MBL Infrastructures executes construction contracts for industrial and residential clients. It has three roads being executed as a developer with a fourth already operational and has a foothold in urban infrastructure projects.
Added to this is the potential in road maintenance contracts where MBL has already made headway. The company also has strong operating margins and healthy interest cover, an important aspect where a good number of small developers are struggling for funding.
At Rs 186, the MBL stock trades at a modest 4.6 times trailing consolidated per-share earnings and 4 times estimated earnings for 2013-14. Valuations are at a discount to peers such as KNR Constructions, which trades at 7.7 times trailing consolidated earnings. Investors with a two-to-three year horizon can buy the stock. Exposure to the stock though should be limited given its small-cap status.

ROAD PROJECTS ON TRACK

The company executes construction projects for roads, industrial projects, railways, housing and other urban infrastructure, though its main focus is the road sector. In roads, it has moved up the value chain and turned developer. It has one operational project on which it is collecting toll — growth in collections has been healthy, expanding 24 per cent in the previous fiscal.
Besides this, it has three other projects as a developer, which it bagged towards the fag end of the previous fiscal. Projects are a mix of annuity and toll models, which balances a steady revenue stream with the riskier dependence on traffic. Stretches of Seoni-Katangi in Madhya Pradesh and Bikaner-Suratgarh in Rajasthan which the company is developing could bring in good traffic flow.
Unlike some peers which have made expensive bids, MBL’s bids appear reasonable. Toll collection has already begun on the Seoni stretch, though the project completion will take another 18 months or so. Financial closure of only one of the three development projects has already been achieved.
MBL also has contracts for operation and maintenance of roads — a lucrative business with many sections of highways now being complete and up for maintenance. Besides, the Ministry of Road Transport and Highways is looking to award such contracts to the private sector.

ORDER INFLOW

The order book stands at Rs 2,200 crore at end-September 2012, down from the Rs 2,500 crore at the start of the fiscal. Robust order inflow has not been the norm in the infrastructure sector for several quarters now.
Still, at Rs 106 crore for the September 2012 quarter, MBL has already improved on the order inflow of the preceding quarter and hopes to reach an order inflow of Rs 2,500 crore for the full fiscal.

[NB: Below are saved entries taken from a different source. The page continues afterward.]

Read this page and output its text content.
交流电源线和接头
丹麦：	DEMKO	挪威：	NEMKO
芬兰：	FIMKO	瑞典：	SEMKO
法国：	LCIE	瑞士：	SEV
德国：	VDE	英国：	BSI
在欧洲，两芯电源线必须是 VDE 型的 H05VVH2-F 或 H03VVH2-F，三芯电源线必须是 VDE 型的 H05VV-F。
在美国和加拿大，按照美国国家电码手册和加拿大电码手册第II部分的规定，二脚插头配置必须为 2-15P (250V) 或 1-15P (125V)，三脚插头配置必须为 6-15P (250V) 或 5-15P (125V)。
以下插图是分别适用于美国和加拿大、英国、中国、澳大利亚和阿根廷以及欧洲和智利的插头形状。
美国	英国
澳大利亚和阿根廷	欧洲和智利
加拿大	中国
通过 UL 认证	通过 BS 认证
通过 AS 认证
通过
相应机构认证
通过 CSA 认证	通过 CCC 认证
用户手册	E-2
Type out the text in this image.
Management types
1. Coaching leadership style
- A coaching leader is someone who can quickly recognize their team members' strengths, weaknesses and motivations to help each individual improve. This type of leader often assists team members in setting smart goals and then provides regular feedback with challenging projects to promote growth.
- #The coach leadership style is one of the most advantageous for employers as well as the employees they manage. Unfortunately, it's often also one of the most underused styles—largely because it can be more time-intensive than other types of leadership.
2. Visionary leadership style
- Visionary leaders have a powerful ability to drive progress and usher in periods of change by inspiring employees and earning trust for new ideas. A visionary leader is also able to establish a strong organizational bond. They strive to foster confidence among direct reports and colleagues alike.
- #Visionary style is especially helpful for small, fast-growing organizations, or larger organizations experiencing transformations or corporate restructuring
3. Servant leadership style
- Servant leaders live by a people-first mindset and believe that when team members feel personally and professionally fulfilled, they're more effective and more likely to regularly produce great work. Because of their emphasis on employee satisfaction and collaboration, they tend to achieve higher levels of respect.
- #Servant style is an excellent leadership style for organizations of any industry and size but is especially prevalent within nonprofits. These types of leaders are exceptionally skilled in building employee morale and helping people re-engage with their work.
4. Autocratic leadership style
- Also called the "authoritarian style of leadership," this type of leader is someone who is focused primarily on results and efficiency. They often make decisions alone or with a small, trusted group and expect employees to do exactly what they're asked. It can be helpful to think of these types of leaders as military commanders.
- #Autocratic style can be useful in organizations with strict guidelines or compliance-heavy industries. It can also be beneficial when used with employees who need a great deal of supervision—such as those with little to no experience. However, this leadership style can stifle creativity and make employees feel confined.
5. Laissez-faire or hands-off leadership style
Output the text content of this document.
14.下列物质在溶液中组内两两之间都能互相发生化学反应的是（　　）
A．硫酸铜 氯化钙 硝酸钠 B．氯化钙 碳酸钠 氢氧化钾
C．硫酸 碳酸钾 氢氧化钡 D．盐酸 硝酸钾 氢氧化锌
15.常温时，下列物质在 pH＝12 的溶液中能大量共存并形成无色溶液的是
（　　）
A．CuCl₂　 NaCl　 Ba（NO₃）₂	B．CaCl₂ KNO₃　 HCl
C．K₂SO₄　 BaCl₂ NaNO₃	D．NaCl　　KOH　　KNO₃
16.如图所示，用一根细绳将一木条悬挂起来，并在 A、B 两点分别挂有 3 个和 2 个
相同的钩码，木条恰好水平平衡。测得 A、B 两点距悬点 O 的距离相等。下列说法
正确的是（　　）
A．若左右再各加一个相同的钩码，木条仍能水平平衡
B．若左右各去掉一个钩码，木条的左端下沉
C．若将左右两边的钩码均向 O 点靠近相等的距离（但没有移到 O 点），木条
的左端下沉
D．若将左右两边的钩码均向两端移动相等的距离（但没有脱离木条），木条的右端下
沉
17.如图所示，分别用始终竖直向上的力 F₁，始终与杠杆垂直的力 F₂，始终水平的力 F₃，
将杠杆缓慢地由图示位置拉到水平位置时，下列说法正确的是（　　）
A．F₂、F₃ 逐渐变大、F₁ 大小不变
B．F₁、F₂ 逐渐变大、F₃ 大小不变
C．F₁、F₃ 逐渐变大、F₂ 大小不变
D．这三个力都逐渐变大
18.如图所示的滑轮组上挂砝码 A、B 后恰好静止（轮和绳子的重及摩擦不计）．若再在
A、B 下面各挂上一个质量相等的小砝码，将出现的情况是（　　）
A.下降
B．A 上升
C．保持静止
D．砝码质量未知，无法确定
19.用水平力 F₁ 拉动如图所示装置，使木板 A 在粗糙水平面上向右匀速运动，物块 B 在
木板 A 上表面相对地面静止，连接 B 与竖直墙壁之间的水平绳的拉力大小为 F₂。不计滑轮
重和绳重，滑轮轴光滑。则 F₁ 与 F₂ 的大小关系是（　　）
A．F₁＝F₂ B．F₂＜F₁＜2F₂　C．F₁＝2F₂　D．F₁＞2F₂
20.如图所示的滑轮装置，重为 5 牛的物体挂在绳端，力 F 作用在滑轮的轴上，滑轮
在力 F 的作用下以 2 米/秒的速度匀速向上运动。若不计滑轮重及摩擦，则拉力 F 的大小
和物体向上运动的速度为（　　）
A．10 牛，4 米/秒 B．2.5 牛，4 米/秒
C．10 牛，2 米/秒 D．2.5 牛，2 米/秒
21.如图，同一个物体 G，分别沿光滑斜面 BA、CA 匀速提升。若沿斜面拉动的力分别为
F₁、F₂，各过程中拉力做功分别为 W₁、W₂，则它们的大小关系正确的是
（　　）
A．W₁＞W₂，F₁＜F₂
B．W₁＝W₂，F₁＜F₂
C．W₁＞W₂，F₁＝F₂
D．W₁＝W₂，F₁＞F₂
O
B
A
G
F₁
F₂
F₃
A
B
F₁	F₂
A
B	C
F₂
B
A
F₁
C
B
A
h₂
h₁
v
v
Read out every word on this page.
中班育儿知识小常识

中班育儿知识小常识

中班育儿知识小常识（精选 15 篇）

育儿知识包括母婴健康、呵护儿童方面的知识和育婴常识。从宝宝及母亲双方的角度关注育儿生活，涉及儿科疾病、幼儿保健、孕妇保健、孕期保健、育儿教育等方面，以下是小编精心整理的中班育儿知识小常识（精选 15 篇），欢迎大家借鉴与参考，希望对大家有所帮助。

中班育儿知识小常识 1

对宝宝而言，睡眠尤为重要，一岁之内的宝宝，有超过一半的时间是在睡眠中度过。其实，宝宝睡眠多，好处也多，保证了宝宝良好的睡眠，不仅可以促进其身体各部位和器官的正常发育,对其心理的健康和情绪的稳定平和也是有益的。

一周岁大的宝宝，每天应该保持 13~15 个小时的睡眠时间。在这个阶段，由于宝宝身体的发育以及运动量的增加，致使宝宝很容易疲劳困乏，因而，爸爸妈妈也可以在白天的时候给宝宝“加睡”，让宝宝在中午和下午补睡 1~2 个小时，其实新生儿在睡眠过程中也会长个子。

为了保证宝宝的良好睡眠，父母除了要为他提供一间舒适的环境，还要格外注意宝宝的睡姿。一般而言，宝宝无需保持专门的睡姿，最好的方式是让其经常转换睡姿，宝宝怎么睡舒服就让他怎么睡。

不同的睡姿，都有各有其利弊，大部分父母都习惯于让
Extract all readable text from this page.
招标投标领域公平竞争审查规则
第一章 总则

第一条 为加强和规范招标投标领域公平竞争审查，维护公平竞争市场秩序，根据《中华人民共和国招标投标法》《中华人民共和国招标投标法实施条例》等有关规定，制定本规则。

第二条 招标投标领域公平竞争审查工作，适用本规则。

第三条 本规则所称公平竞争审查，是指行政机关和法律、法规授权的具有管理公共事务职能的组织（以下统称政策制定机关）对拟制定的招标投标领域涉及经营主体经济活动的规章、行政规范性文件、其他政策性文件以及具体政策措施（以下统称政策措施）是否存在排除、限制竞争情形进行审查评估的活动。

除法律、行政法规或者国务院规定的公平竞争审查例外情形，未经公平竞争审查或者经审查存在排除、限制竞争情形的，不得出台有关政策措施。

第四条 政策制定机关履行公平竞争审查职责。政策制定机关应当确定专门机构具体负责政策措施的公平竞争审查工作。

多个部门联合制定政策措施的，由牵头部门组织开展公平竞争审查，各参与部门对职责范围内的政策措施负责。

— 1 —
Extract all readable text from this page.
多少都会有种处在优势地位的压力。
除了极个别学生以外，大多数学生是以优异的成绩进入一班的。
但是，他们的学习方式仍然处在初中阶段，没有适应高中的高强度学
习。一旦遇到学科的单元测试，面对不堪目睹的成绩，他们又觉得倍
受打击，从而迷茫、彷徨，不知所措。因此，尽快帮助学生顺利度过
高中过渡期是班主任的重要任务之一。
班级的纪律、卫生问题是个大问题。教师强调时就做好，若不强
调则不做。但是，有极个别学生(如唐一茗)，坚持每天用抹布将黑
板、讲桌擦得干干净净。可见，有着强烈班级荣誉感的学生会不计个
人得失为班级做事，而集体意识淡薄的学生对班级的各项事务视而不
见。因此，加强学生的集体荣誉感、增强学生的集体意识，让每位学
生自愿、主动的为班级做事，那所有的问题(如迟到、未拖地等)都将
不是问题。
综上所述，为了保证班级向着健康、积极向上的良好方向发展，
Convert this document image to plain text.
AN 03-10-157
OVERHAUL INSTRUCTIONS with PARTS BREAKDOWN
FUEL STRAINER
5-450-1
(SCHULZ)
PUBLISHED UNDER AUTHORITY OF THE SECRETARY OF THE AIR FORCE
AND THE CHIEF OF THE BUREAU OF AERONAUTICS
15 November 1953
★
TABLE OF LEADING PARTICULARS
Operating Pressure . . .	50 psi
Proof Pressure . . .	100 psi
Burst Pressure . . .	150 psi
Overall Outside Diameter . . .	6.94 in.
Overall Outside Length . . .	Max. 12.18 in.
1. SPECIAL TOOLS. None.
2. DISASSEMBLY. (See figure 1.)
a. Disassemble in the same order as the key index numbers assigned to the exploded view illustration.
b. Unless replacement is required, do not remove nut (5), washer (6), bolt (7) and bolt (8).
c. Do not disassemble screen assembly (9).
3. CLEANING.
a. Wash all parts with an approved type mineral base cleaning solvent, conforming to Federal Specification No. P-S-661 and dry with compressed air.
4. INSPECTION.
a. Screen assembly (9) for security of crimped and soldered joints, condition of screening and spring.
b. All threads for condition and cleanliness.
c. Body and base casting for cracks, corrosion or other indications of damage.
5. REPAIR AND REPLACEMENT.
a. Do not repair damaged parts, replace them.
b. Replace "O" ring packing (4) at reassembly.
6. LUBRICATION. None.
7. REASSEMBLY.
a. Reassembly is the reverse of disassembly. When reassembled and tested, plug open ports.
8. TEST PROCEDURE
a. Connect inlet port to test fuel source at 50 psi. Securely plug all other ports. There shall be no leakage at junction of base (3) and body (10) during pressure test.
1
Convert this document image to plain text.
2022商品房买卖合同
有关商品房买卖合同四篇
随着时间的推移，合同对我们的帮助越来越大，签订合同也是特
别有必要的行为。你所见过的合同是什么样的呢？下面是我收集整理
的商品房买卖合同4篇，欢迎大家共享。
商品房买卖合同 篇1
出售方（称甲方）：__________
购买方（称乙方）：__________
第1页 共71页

While this may be a tall order, MBL’s newfound presence in urban infrastructure projects and established relationships with State Public Works Departments could help it achieve at least part of this target.
The diversity of its order book could also help it improve order inflow better than its more concentrated peers. Further, pure construction contracts are currently more attractive and sought-after than project development, given the funding restraints in the latter. MBL’s expertise across segments will come in handy here.
Moreover, the pure construction contracts will help buffer near-term revenues in the time it would take for the company to complete road development projects. These road projects will offer MBL a steady revenue stream in the long term. MBL’s order book is 1.7 times FY-12 revenues. This offers near-term revenue visibility.

MARGINS STRONG

Backward integration into owning key equipment, leasing stone quarries, and so on, has helped the company maintain operating margins above most peers. Lower raw material costs in the first half of this fiscal have also aided margin improvement.
Consolidated operating margins for the six months ended September 2012 improved two percentage points to 16 per cent.
Revenues in this period dipped 2.6 per cent on a poor June 2012 quarter as quite a few projects were in the initial stages of execution and not revenue generative. Net profits were also down 3 per cent, with higher interest cost compensating the lower operating expenditure. Net profit margins held at 6 per cent.
The company’s consolidated debt-equity ratio stands at 1.3 times, lower than most peers. With funding for only one development project left, the debt-equity ratio is unlikely to spike sharply. Interest cover is reasonable at 2.8 times.
Over the past three years, consolidated revenues have grown at an annual rate of 35 per cent to Rs 1,265 crore in FY-12 while net profits have expanded 38 per cent in the same period.